It has been demonstrated that shorter femoral tunnel lengths are created with the knee in lesser degrees of flexion (19). This may explain why the results of our study showed no difference in tunnel length between flexible reamers with the knee flexed 90 degrees and rigid reamers with the knee flexed 115 degrees. Tunnel length is an important determinant of graft fixation potential. It is recommended to have a minimum femoral tunnel length of 25 mm when using an interference screw and 35 mm when using suspensory-type fixation (19). Although there were 4 tunnels in the flexible group and 3 tunnels in the rigid group that were less than 35 mm, no tunnel was less than 30 mm in this study.
Distance of the femoral tunnel from the posterior cortex has also been shown to decrease in lower angles of knee flexion. Basdekis et al. reported that rigid guide pins may routinely result in violation of the posterior femoral cortex if placed in 90 degrees of knee flexion (19). Similarly, Steiner et al. reported 3 of 6 (50%) of rigid guide pins in a position that would result in violation of the posterior cortex of the femur compared to none in the flexible group (16). In this study, there were no cases of posterior wall “blow-out”; however, tunnels drilled with rigid reamers were significantly closer to the posterior cortex of the femur.
Obliquely oriented femoral tunnels provide more rotational stability than vertical tunnels (1-5,13,19). Scopp et al. demonstrated that oblique tunnels oriented 60 degrees to vertical in the axial plane restored tibial internal rotation in 30 degrees of knee flexion to the same value as for knees with intact ACLs, whereas less oblique tunnels (30 degrees to vertical) had significantly more tibial internal rotation (5). In this study, flexible reamers were superior to rigid reamers in producing obliquely oriented tunnels. Similar to our study, Larson et al. found that the use of flexible reamers through the AM portal produced tunnels of greater obliquity than rigid reamers. The method of measuring this angle was slightly different, but the flexible reamers produced tunnels that were approximately 10 degrees more oblique (18). The difference in our study was approximately 17 degrees.

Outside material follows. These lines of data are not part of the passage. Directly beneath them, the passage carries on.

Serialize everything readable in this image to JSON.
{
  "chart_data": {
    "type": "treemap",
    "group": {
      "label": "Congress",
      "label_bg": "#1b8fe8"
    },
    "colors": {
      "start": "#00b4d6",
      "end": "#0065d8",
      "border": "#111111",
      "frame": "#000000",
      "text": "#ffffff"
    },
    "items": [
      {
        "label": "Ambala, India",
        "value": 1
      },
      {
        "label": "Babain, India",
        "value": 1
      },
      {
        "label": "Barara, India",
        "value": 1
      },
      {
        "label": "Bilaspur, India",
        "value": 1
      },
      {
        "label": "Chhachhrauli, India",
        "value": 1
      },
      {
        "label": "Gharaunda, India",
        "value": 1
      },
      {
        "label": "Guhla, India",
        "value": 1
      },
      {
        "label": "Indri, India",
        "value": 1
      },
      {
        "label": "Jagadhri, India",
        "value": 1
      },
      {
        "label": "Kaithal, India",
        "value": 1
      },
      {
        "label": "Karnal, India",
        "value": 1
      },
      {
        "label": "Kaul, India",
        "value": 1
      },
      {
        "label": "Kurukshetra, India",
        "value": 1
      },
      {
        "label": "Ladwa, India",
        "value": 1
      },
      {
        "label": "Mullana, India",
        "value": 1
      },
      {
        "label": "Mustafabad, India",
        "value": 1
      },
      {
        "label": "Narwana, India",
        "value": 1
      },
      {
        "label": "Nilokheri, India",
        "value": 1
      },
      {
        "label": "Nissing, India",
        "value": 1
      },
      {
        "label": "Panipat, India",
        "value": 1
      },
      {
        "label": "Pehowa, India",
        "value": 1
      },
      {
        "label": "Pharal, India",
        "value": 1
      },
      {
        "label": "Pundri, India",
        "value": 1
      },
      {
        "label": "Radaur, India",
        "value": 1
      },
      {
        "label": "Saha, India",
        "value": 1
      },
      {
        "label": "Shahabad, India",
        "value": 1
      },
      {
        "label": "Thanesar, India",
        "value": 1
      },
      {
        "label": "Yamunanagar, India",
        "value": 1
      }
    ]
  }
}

Limitations of this study include the technique of tunnel placement, which was not identical to that performed in the operating room. With soft tissues dissected removed, visualization and guide placement is much simpler. We assessed only tunnel position and orientation and did not perform actual reconstructions with subsequent biomechanical analysis that may demonstrate clinically relevant differences for ACL reconstructions performed with flexible reamers.
Femoral ACL tunnel placement using flexible reamers produced tunnels with greater obliquity. The tunnels were farther from the posterior cortex of the femur and there was no difference in length of tunnels compared to those created with rigid reamers. The use of flexible reamers for femoral ACL tunnels produced acceptable tunnels without requiring excessive knee flexion.